Sabendo por fim que a educação se trata de um processo, chegamos também à necessidade de se planejar esse processo, afim de que o mesmo seja efetivo e tenha seus objetivos alcançados. Cabe-nos, portanto, inserir a produção da imagem dentro desde contexto de planejamento, pensando a intencionalidade a partir do publico a que a imagem se direciona, do que desejamos que esse publico aprenda ou reflita a partir da imagem, e qual caminho seguiremos para isso. Temos a partir deste ponto uma ampla gama de possibilidades de composição, imagens que geram compaixão pela beleza, que geram identificação com o outro através de um sentimento ou situação, que geram reflexão a partir de uma situação não usual, que fazem com que o observador se sinta presente na cena, e tantos outros modos que não convêm tentar identifica-las agora.

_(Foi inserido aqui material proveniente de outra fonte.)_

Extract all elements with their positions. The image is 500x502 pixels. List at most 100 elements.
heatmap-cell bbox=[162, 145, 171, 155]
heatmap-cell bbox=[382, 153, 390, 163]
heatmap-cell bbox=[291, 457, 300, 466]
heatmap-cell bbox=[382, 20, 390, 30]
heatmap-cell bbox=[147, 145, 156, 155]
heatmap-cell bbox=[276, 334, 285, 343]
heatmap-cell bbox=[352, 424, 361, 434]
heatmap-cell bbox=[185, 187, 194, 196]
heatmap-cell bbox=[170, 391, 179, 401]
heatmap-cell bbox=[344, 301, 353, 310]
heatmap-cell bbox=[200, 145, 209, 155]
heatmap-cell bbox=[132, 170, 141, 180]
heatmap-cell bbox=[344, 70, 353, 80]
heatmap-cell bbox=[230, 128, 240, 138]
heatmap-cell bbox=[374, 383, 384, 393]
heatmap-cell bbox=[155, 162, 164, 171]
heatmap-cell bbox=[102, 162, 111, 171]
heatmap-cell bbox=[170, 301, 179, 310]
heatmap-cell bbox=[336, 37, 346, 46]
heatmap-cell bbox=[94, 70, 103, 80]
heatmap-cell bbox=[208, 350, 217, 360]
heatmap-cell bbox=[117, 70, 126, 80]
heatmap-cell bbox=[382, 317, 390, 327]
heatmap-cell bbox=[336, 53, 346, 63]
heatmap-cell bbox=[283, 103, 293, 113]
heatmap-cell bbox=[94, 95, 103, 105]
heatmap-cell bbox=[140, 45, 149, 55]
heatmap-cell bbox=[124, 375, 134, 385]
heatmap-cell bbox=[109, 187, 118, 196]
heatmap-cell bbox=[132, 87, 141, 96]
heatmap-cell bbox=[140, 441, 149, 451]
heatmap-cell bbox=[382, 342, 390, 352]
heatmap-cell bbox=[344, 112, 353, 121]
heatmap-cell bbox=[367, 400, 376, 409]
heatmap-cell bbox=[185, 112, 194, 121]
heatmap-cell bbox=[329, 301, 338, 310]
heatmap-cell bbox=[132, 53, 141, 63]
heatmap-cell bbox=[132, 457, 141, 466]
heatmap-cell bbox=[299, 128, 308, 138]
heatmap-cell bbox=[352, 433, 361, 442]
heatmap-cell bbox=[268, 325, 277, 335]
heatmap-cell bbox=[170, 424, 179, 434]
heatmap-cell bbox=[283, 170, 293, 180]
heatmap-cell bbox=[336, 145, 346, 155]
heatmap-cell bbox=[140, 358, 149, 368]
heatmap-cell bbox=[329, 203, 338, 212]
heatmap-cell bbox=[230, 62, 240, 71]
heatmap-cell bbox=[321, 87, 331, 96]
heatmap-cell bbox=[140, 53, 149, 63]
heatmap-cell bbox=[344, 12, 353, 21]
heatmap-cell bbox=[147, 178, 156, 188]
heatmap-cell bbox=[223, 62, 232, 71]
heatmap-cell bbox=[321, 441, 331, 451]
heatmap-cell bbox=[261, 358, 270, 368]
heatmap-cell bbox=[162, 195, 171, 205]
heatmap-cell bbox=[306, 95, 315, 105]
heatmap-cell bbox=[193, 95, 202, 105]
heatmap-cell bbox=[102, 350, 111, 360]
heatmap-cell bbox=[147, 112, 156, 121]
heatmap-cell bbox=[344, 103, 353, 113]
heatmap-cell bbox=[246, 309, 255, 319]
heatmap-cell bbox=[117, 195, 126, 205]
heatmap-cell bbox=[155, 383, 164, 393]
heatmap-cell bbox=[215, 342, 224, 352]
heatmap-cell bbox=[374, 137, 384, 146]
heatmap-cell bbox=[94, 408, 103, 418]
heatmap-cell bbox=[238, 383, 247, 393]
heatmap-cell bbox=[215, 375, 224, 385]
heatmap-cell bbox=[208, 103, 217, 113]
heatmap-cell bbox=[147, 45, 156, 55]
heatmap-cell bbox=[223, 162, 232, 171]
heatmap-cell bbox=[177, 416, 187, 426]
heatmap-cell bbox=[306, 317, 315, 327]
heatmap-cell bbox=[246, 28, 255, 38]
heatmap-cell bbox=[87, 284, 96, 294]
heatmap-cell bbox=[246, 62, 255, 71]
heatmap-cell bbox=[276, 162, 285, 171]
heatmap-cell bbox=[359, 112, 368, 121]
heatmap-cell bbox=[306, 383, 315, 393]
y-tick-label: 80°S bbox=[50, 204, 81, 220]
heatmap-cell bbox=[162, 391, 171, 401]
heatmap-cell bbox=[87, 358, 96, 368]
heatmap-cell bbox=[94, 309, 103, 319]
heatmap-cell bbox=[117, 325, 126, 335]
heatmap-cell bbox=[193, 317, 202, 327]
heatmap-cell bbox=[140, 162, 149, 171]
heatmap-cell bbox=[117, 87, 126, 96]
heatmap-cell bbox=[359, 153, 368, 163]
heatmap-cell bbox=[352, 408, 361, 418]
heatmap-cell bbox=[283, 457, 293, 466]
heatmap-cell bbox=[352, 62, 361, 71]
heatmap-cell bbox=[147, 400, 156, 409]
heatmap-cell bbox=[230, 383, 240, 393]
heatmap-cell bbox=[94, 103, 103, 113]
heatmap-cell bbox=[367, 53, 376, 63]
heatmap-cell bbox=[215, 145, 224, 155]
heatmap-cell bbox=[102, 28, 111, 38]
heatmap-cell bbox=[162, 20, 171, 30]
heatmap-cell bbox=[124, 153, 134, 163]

Certas imagens necessitam de um cuidado maior para serem trabalhadas, imagens que evocam preconceitos podem ser um problema se utilizadas sem auxilio de algo que faça com que o publico alvo reflita sobre isto, imagens que chocam podem causar repulsa, o que pode ser benéfico se a imagem retratar, por exemplo, uma cena de abuso e a repulsa causadapela imagem se dirigir ao abuso. Podemos ver assim que não nos faltam possibilidades, basta que pensemos o processo educativo e coloquemos nossa criatividade em prática. 
Conclusão
Múltiplos são os meios pelos quais pode ser efetuado o processo educativo, independentemente de qual se escolha é sempre importante manter em mente a ideia de que trata de um processo e que, portanto necessita de Planejamento. Desde que se leve em consideração esta necessidade, é certo que a fotografia só tem a acrescentar a educação, fazendo-se, porém, necessário que sejam produzidas ou selecionadas imagens cuja composição se adeque ao objetivo do processo educativo. De certo modo, após vermos ao longo deste ensaio as diversas possibilidades que nos traz a fotografia, utilizar a mesma meramente como recurso ilustrativo chega a ser um desperdício do potencial que a mesma possui enquanto instrumento didático. Além disso, em uma sociedade na qual imagens são produzidas com uma intensidade cada vez maior, saber interpretar tais imagens com um olhar crítico torna-se fundamental para a formação de indivíduos que o, idealizados, devem ser capazes de analisar criticamente mundo a sua volta, tornando-se assim não meros espectadores deste, mas agentes de sua transformação.
Referencias
RIAL, Carmen. Guerra de Imagens: o 11 de setembro na mídia. Antropologia em primeira mão, Florianópolis, 2003.
COLLIER Jr., John. Antropologia Visual: a fotografia como método de pesquisa. São Paulo: EPU, 1973 [Cap. I, V, VII]
GODOLPHIM, Nuno. A fotografia como recurso narrativo: problemas sobre a apropriação da imagem enquanto mensagem antropológica. Horizontes Antropológicos, Por alegre, ano 1, n. 2, p. 161-185, jul./set. 1995.